Dans le domaine nucléaire, nous sommes les plus vertueux puisque nous avons supprimé, il y a déjà de longues années, notre composante terrestre sur le plateau d'Albion. À ma connaissance, parmi les pays dotés d'une force nucléaire déclarée, nous sommes les seuls à avoir agi ainsi – d'autres pays ont déclassé des équipements parce qu'ils étaient devenus obsolètes, sans que cela soit le résultat d'une volonté politique. Il serait nécessaire de conclure un accord de désarmement global dans lequel les Russes, les Israéliens, les Britanniques, les Américains décideraient, d'un commun accord, de renoncer à ces armements. Peut-être est-ce le but poursuivi par les députés communistes, mais je dois dire que nous en sommes très loin. Nous sommes donc obligés de maintenir une vigilance nucléaire, réduite à la composante aérienne et à la composante maritime.

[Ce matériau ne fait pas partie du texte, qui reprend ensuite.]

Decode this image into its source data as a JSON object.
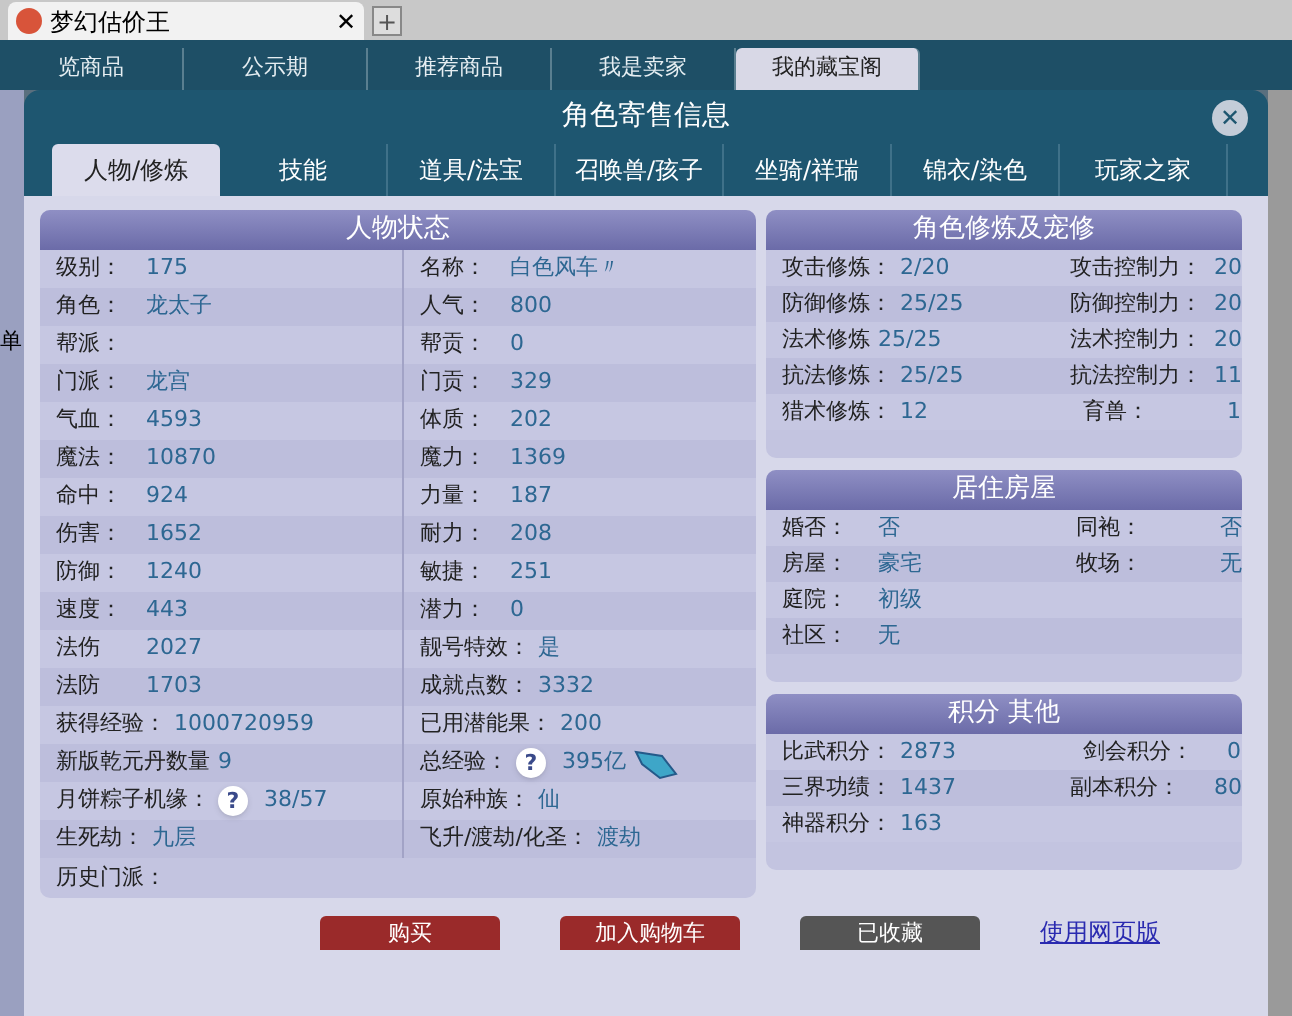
{
  "browser_tab": {
    "title": "梦幻估价王",
    "close_glyph": "✕"
  },
  "new_tab_glyph": "+",
  "site_nav": [
    {
      "label": "览商品",
      "selected": false
    },
    {
      "label": "公示期",
      "selected": false
    },
    {
      "label": "推荐商品",
      "selected": false
    },
    {
      "label": "我是卖家",
      "selected": false
    },
    {
      "label": "我的藏宝阁",
      "selected": true
    }
  ],
  "side_text": "单",
  "dialog": {
    "title": "角色寄售信息",
    "close_glyph": "✕",
    "tabs": [
      {
        "label": "人物/修炼",
        "selected": true
      },
      {
        "label": "技能",
        "selected": false
      },
      {
        "label": "道具/法宝",
        "selected": false
      },
      {
        "label": "召唤兽/孩子",
        "selected": false
      },
      {
        "label": "坐骑/祥瑞",
        "selected": false
      },
      {
        "label": "锦衣/染色",
        "selected": false
      },
      {
        "label": "玩家之家",
        "selected": false
      }
    ]
  },
  "character_status": {
    "title": "人物状态",
    "rows": [
      {
        "left": {
          "label": "级别：",
          "value": "175"
        },
        "right": {
          "label": "名称：",
          "value": "白色风车〃"
        }
      },
      {
        "left": {
          "label": "角色：",
          "value": "龙太子"
        },
        "right": {
          "label": "人气：",
          "value": "800"
        }
      },
      {
        "left": {
          "label": "帮派："
        },
        "right": {
          "label": "帮贡：",
          "value": "0"
        }
      },
      {
        "left": {
          "label": "门派：",
          "value": "龙宫"
        },
        "right": {
          "label": "门贡：",
          "value": "329"
        }
      },
      {
        "left": {
          "label": "气血：",
          "value": "4593"
        },
        "right": {
          "label": "体质：",
          "value": "202"
        }
      },
      {
        "left": {
          "label": "魔法：",
          "value": "10870"
        },
        "right": {
          "label": "魔力：",
          "value": "1369"
        }
      },
      {
        "left": {
          "label": "命中：",
          "value": "924"
        },
        "right": {
          "label": "力量：",
          "value": "187"
        }
      },
      {
        "left": {
          "label": "伤害：",
          "value": "1652"
        },
        "right": {
          "label": "耐力：",
          "value": "208"
        }
      },
      {
        "left": {
          "label": "防御：",
          "value": "1240"
        },
        "right": {
          "label": "敏捷：",
          "value": "251"
        }
      },
      {
        "left": {
          "label": "速度：",
          "value": "443"
        },
        "right": {
          "label": "潜力：",
          "value": "0"
        }
      },
      {
        "left": {
          "label": "法伤",
          "value": "2027"
        },
        "right": {
          "label": "靓号特效：",
          "value": "是"
        }
      },
      {
        "left": {
          "label": "法防",
          "value": "1703"
        },
        "right": {
          "label": "成就点数：",
          "value": "3332"
        }
      },
      {
        "left": {
          "label": "获得经验：",
          "value": "1000720959"
        },
        "right": {
          "label": "已用潜能果：",
          "value": "200"
        }
      },
      {
        "left": {
          "label": "新版乾元丹数量",
          "value": "9"
        },
        "right": {
          "label": "总经验：",
          "help": "?",
          "value": "395亿",
          "gem": true
        }
      },
      {
        "left": {
          "label": "月饼粽子机缘：",
          "help": "?",
          "value": "38/57"
        },
        "right": {
          "label": "原始种族：",
          "value": "仙"
        }
      },
      {
        "left": {
          "label": "生死劫：",
          "value": "九层"
        },
        "right": {
          "label": "飞升/渡劫/化圣：",
          "value": "渡劫"
        }
      }
    ],
    "history": {
      "label": "历史门派："
    }
  },
  "side_sections": [
    {
      "title": "角色修炼及宠修",
      "rows": [
        {
          "left": {
            "label": "攻击修炼：",
            "value": "2/20"
          },
          "right": {
            "label": "攻击控制力：",
            "value": "20"
          }
        },
        {
          "left": {
            "label": "防御修炼：",
            "value": "25/25"
          },
          "right": {
            "label": "防御控制力：",
            "value": "20"
          }
        },
        {
          "left": {
            "label": "法术修炼",
            "value": "25/25"
          },
          "right": {
            "label": "法术控制力：",
            "value": "20"
          }
        },
        {
          "left": {
            "label": "抗法修炼：",
            "value": "25/25"
          },
          "right": {
            "label": "抗法控制力：",
            "value": "11"
          }
        },
        {
          "left": {
            "label": "猎术修炼：",
            "value": "12"
          },
          "right": {
            "label": "育兽：",
            "value": "1"
          }
        }
      ]
    },
    {
      "title": "居住房屋",
      "rows": [
        {
          "left": {
            "label": "婚否：",
            "value": "否"
          },
          "right": {
            "label": "同袍：",
            "value": "否"
          }
        },
        {
          "left": {
            "label": "房屋：",
            "value": "豪宅"
          },
          "right": {
            "label": "牧场：",
            "value": "无"
          }
        },
        {
          "left": {
            "label": "庭院：",
            "value": "初级"
          }
        },
        {
          "left": {
            "label": "社区：",
            "value": "无"
          }
        }
      ]
    },
    {
      "title": "积分 其他",
      "rows": [
        {
          "left": {
            "label": "比武积分：",
            "value": "2873"
          },
          "right": {
            "label": "剑会积分：",
            "value": "0"
          }
        },
        {
          "left": {
            "label": "三界功绩：",
            "value": "1437"
          },
          "right": {
            "label": "副本积分：",
            "value": "80"
          }
        },
        {
          "left": {
            "label": "神器积分：",
            "value": "163"
          }
        }
      ]
    }
  ],
  "actions": [
    {
      "label": "购买",
      "kind": "primary"
    },
    {
      "label": "加入购物车",
      "kind": "primary"
    },
    {
      "label": "已收藏",
      "kind": "muted"
    },
    {
      "label": "使用网页版",
      "kind": "link"
    }
  ]
}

Je ne parlerai pas du contrôle des exportations d'armes – je laisse ce soin à mes collègues – mais il est important et tatillon. Après avoir rencontré le secrétariat général de la défense et de la sécurité nationale (SGDSN), j'ai voulu m'entretenir avec des membres de la direction générale de sécurité extérieure (DGSE), laquelle s'est fait un peu tirer l'oreille. Ils sont quand même venus et nous ont expliqué qu'ils jouaient surtout un rôle de conseiller auprès du Gouvernement, l'alertant sur tel ou tel pays, mettant en garde contre un éventuel détournement d'utilisation des armes ; voilà ce qui nous a été dit. Il est plutôt réconfortant de savoir qu'ils interviennent en quelque sorte comme des consultants extérieurs, pour communiquer au Gouvernement des renseignements dont ils sont détenteurs ou qu'ils cherchent à sa demande ; on peut comprendre, dès lors, que cela soit confidentiel défense.

Enfin, je précise qu'il n'y a plus désormais de livraisons d'armement à l'Arabie saoudite, même si je ne saurais vous dire depuis combien de mois – je n'ai sans doute pas posé la bonne question !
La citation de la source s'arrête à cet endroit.